Un desencuentro inesperado
Las palabras de Meloni sobre el Papa fueron catalogadas como «inaceptables» por el magnate estadounidense. En medio de su desencanto, expresó que “Italia nunca volverá a ser la misma” y criticó cómo la inmigración está afectando al país y a toda Europa. Además, lamentó que los italianos paguen precios de energía exorbitantes sin querer luchar por su suministro vital desde el estrecho de Ormuz. “Le pedí que enviaran lo que quisieran allí, pero finalmente no hicieron nada”, reveló.

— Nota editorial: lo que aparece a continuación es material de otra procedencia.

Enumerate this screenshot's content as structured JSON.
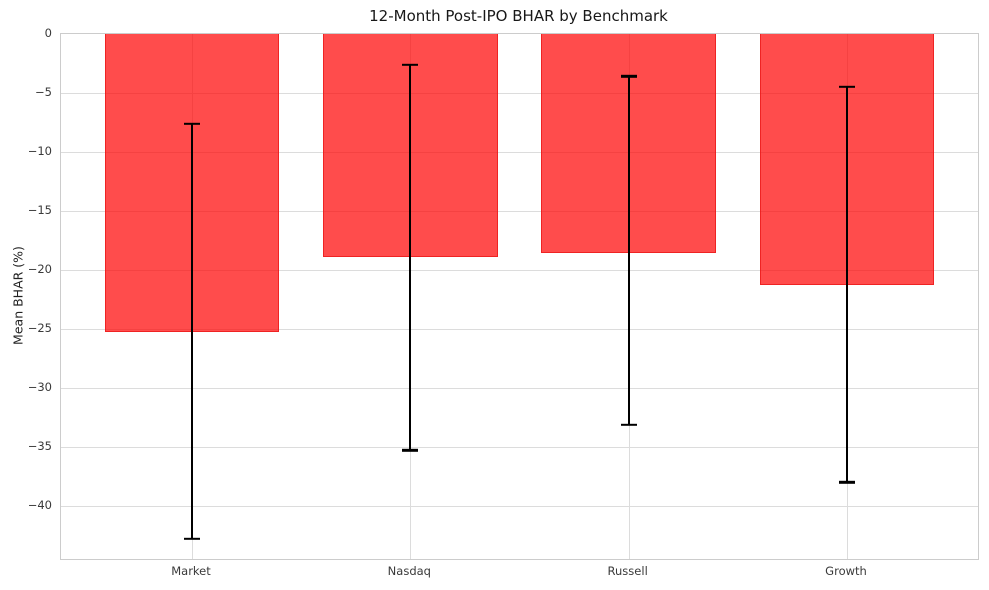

Pero eso no fue todo; Trump redobló sus críticas hacia el Papa, afirmando sin tapujos que no entiende la realidad iraní y subrayando las terribles cifras de manifestantes muertos en aquel país. Mientras tanto, Meloni defendió al pontífice recordando su rol como líder espiritual y abogando por la paz en lugar del conflicto.
En un contexto donde las tensiones entre Washington y el Vaticano aumentan cada día más, este intercambio es solo una muestra más de cómo las relaciones políticas pueden cambiar tan rápidamente. Lo cierto es que tanto el ex presidente como la líder italiana están caminando sobre una línea muy fina entre sus posiciones ideológicas y lo que esperan lograr para sus países.